Under the 2004 Lutheran Heritage standard, the Labor Board would find that a workplace rule was unlawful if “(1) employees would reasonably construe the language to prohibit Section 7 activity; (2) the rule was promulgated in response to union activity; or (3) the rule has been applied to restrict the exercise of Section 7 rights.” Section 7 rights are the core of the Act. They protect workers’ rights to organize, bargain collectively, and engage in concerted activities for mutual aid or protection (or refrain from any of those actions). Every federal court of appeals that had considered the Lutheran Heritage standard affirmed it. There was no solicitation by the Labor Board of public comment where people expressed problems with the standard. And none of the parties in the Boeing case asked the Labor Board to revisit the Lutheran Heritage standard.

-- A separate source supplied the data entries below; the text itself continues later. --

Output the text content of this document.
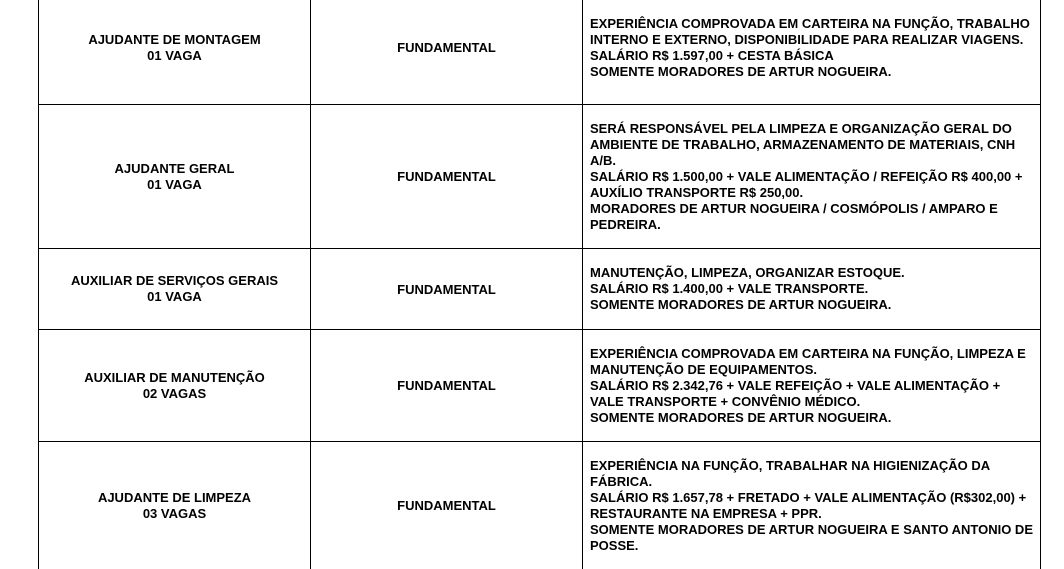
AJUDANTE DE MONTAGEM
01 VAGA	FUNDAMENTAL	EXPERIÊNCIA COMPROVADA EM CARTEIRA NA FUNÇÃO, TRABALHO INTERNO E EXTERNO, DISPONIBILIDADE PARA REALIZAR VIAGENS.
SALÁRIO R$ 1.597,00 + CESTA BÁSICA
SOMENTE MORADORES DE ARTUR NOGUEIRA.

AJUDANTE GERAL
01 VAGA	FUNDAMENTAL	SERÁ RESPONSÁVEL PELA LIMPEZA E ORGANIZAÇÃO GERAL DO AMBIENTE DE TRABALHO, ARMAZENAMENTO DE MATERIAIS, CNH A/B.
SALÁRIO R$ 1.500,00 + VALE ALIMENTAÇÃO / REFEIÇÃO R$ 400,00 + AUXÍLIO TRANSPORTE R$ 250,00.
MORADORES DE ARTUR NOGUEIRA / COSMÓPOLIS / AMPARO E PEDREIRA.

AUXILIAR DE SERVIÇOS GERAIS
01 VAGA	FUNDAMENTAL	MANUTENÇÃO, LIMPEZA, ORGANIZAR ESTOQUE.
SALÁRIO R$ 1.400,00 + VALE TRANSPORTE.
SOMENTE MORADORES DE ARTUR NOGUEIRA.

AUXILIAR DE MANUTENÇÃO
02 VAGAS	FUNDAMENTAL	EXPERIÊNCIA COMPROVADA EM CARTEIRA NA FUNÇÃO, LIMPEZA E MANUTENÇÃO DE EQUIPAMENTOS.
SALÁRIO R$ 2.342,76 + VALE REFEIÇÃO + VALE ALIMENTAÇÃO + VALE TRANSPORTE + CONVÊNIO MÉDICO.
SOMENTE MORADORES DE ARTUR NOGUEIRA.

AJUDANTE DE LIMPEZA
03 VAGAS	FUNDAMENTAL	EXPERIÊNCIA NA FUNÇÃO, TRABALHAR NA HIGIENIZAÇÃO DA FÁBRICA.
SALÁRIO R$ 1.657,78 + FRETADO + VALE ALIMENTAÇÃO (R$302,00) + RESTAURANTE NA EMPRESA + PPR.
SOMENTE MORADORES DE ARTUR NOGUEIRA E SANTO ANTONIO DE POSSE.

Still, largely cribbing from a 2016 dissent by Member (and now-Chairman) Miscimarra, the majority used the Boeing case to create a new standard that gives employers enormous leeway in creating and maintaining work rules that chill workers’ labor rights. Going forward, the Board will now look at two things: “(i) the nature and extent of the potential impact on NLRA rights, and (ii) legitimate justifications associated with the rule.” Then, in a bizarre move, the majority provided three categories—a sort of green light, yellow light, red light system—for when work rules are always permissible, sometimes permissible, and never permissible. In doing so, the majority gave employers what dissenting Member Pearce called “a how-to manual for employers intent on stifling protected concerted activity before it begins.”

One of the major problems with the majority’s categorization scheme is its “Category I,” which includes rules that are always lawful. The majority writes that “examples of Category I rules are the no-camera requirement in this case, the ‘harmonious interactions and relationships’ rule that was at issue in William Beaumont Hospital, and other rules requiring employees to abide by basic standards of civility.” In stating this, the Labor Board has established that “civility” rules, no matter how broad or how they are stated, are always legal. Having a “harmonious interactions” or “civility” rule may seem like a non-controversial workplace rule, but it papers over the fact that labor and employment relationships are often tense, confrontational, and uncivil.

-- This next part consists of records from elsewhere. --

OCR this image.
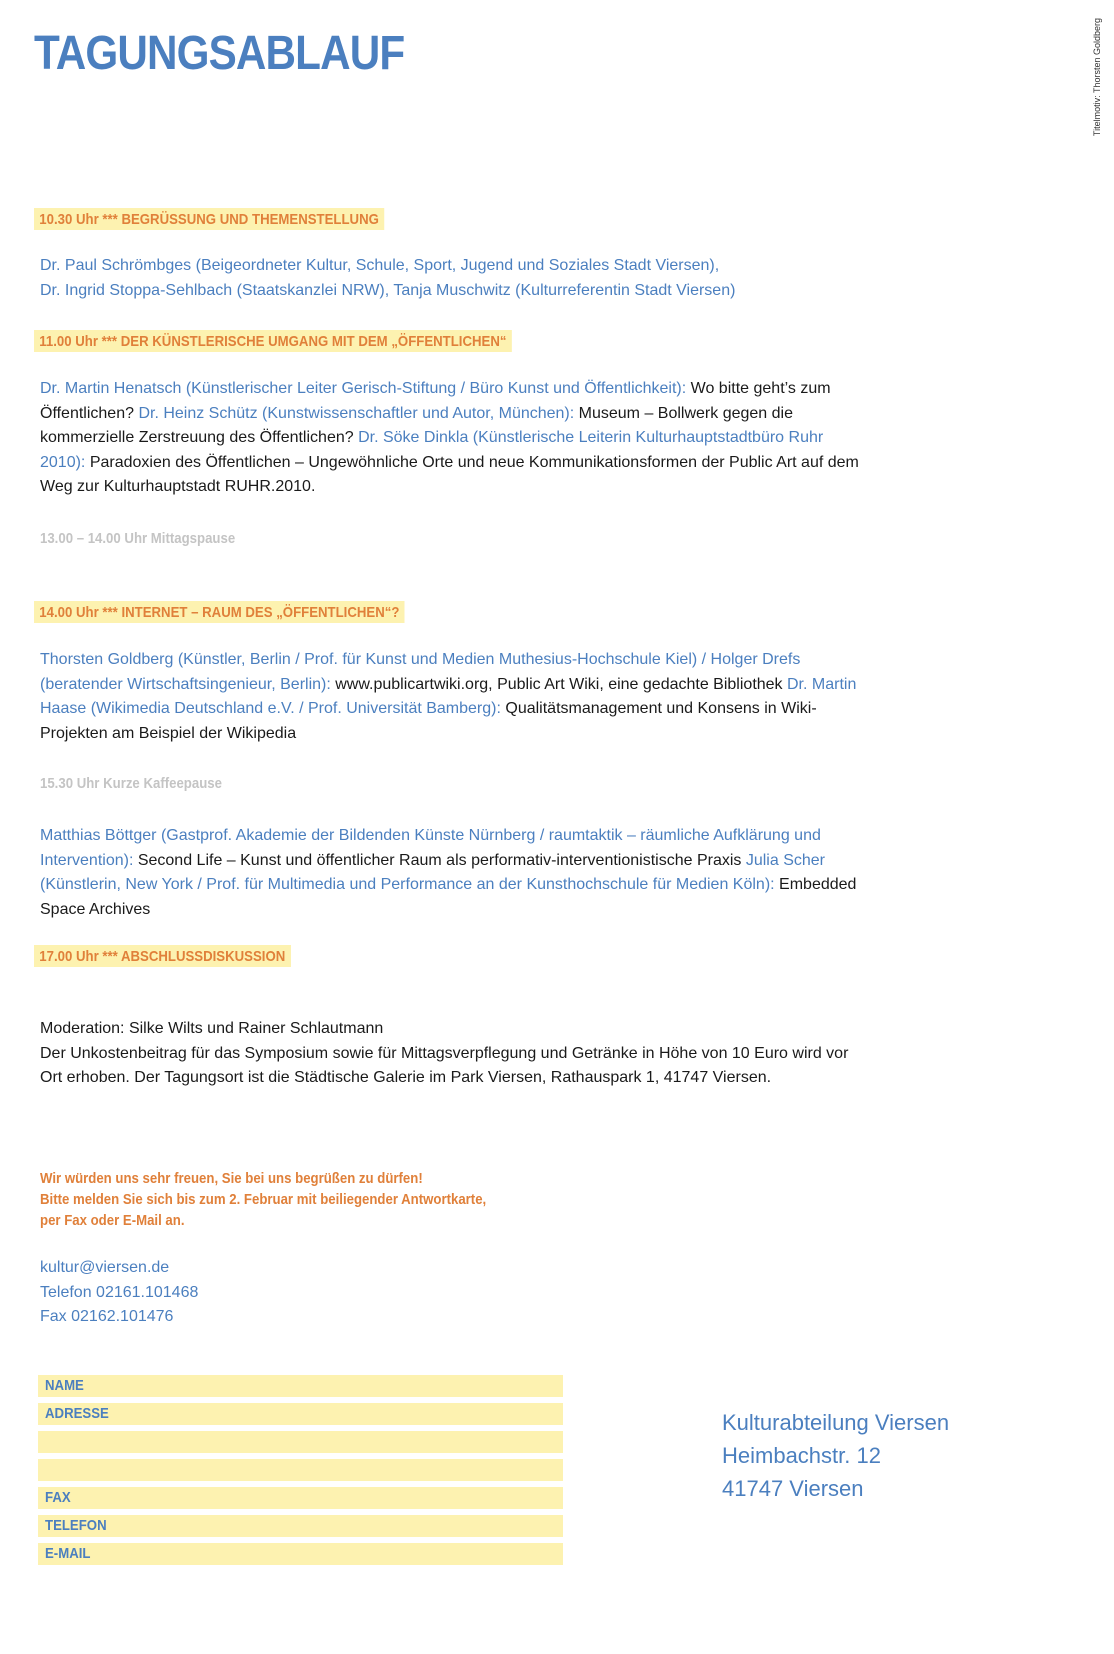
TAGUNGSABLAUF	Titelmotiv: Thorsten Goldberg
10.30 Uhr *** BEGRÜSSUNG UND THEMENSTELLUNG
Dr. Paul Schrömbges (Beigeordneter Kultur, Schule, Sport, Jugend und Soziales Stadt Viersen),
Dr. Ingrid Stoppa-Sehlbach (Staatskanzlei NRW), Tanja Muschwitz (Kulturreferentin Stadt Viersen)
11.00 Uhr *** DER KÜNSTLERISCHE UMGANG MIT DEM „ÖFFENTLICHEN“
Dr. Martin Henatsch (Künstlerischer Leiter Gerisch-Stiftung / Büro Kunst und Öffentlichkeit): Wo bitte geht’s zum Öffentlichen? Dr. Heinz Schütz (Kunstwissenschaftler und Autor, München): Museum – Bollwerk gegen die kommerzielle Zerstreuung des Öffentlichen? Dr. Söke Dinkla (Künstlerische Leiterin Kulturhauptstadtbüro Ruhr 2010): Paradoxien des Öffentlichen – Ungewöhnliche Orte und neue Kommunikationsformen der Public Art auf dem Weg zur Kulturhauptstadt RUHR.2010.
13.00 – 14.00 Uhr Mittagspause
14.00 Uhr *** INTERNET – RAUM DES „ÖFFENTLICHEN“?
Thorsten Goldberg (Künstler, Berlin / Prof. für Kunst und Medien Muthesius-Hochschule Kiel) / Holger Drefs (beratender Wirtschaftsingenieur, Berlin): www.publicartwiki.org, Public Art Wiki, eine gedachte Bibliothek Dr. Martin Haase (Wikimedia Deutschland e.V. / Prof. Universität Bamberg): Qualitätsmanagement und Konsens in Wiki-Projekten am Beispiel der Wikipedia
15.30 Uhr Kurze Kaffeepause
Matthias Böttger (Gastprof. Akademie der Bildenden Künste Nürnberg / raumtaktik – räumliche Aufklärung und Intervention): Second Life – Kunst und öffentlicher Raum als performativ-interventionistische Praxis Julia Scher (Künstlerin, New York / Prof. für Multimedia und Performance an der Kunsthochschule für Medien Köln): Embedded Space Archives
17.00 Uhr *** ABSCHLUSSDISKUSSION
Moderation: Silke Wilts und Rainer Schlautmann
Der Unkostenbeitrag für das Symposium sowie für Mittagsverpflegung und Getränke in Höhe von 10 Euro wird vor Ort erhoben. Der Tagungsort ist die Städtische Galerie im Park Viersen, Rathauspark 1, 41747 Viersen.
Wir würden uns sehr freuen, Sie bei uns begrüßen zu dürfen!
Bitte melden Sie sich bis zum 2. Februar mit beiliegender Antwortkarte,
per Fax oder E-Mail an.
kultur@viersen.de
Telefon 02161.101468
Fax 02162.101476
NAME
ADRESSE
FAX
TELEFON
E-MAIL
Kulturabteilung Viersen
Heimbachstr. 12
41747 Viersen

It’s true that many protected activities under the National Labor Relations Act could be perceived by management as “uncivil.” However, while banding together to demand higher pay or benefits, walking off the job in a strike, or carrying picket signs that accuse the boss of unfair treatment or greed may seem uncivil and unharmonious, they are absolutely within workers’ rights. Similarly, as dissenting Member McFerran points out, “Workers facing harassment or assault often have to act ‘uncivilly’ to protect their safety and their rights. Knowing that their employer has promulgated a work-place rule to make it crystal clear that raising a fuss can be a fireable offense hardly makes it easier on victims reluctant to speak up about assault or harassment.” As people scramble to pass new legislation to protect workers who face sexual harassment in the workplace, the NLRB just promulgated a new test to help silence these workers by giving employers a safe harbor in “civility.”

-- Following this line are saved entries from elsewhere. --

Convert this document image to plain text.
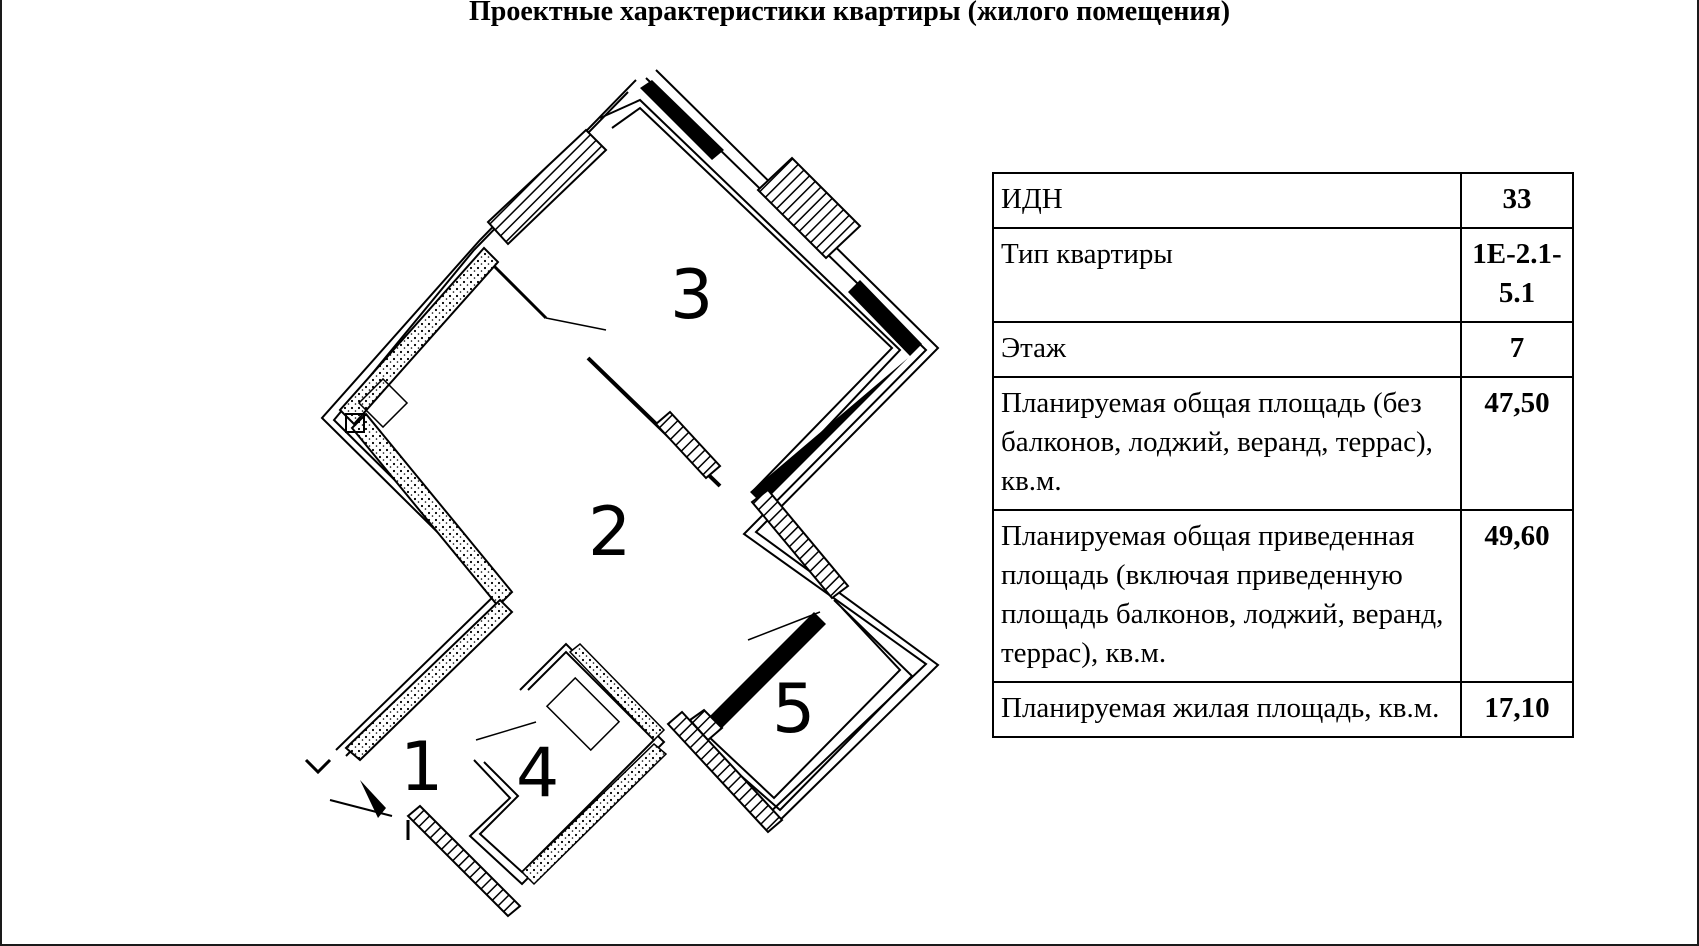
Проектные характеристики квартиры (жилого помещения)
1
2
3
4
5
ИДН	33
Тип квартиры	1Е-2.1-5.1
Этаж	7
Планируемая общая площадь (без балконов, лоджий, веранд, террас), кв.м.	47,50
Планируемая общая приведенная площадь (включая приведенную площадь балконов, лоджий, веранд, террас), кв.м.	49,60
Планируемая жилая площадь, кв.м.	17,10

The NLRB’s new test for workplace rules will have long-lasting and significant consequences that will be difficult to document. Millions upon millions of American workers have handbooks or other workplace rules, and this decision provides employers broad cover to use those rules to deny workers a voice at the workplace. It will be hard to determine the effects of this change because workplace rules of civility will stop complaints before they arise by scaring workers with the possibility that their collective voice may be deemed “uncivil.”

Notes

  1. Rio All-Suites Hotel & Casino & Int’l Union of Painters & Allied Trades, District Council 15, Local 159, AFL-CIO, 2015 NLRB LEXIS 663, *13 (N.L.R.B. Aug. 27, 2015).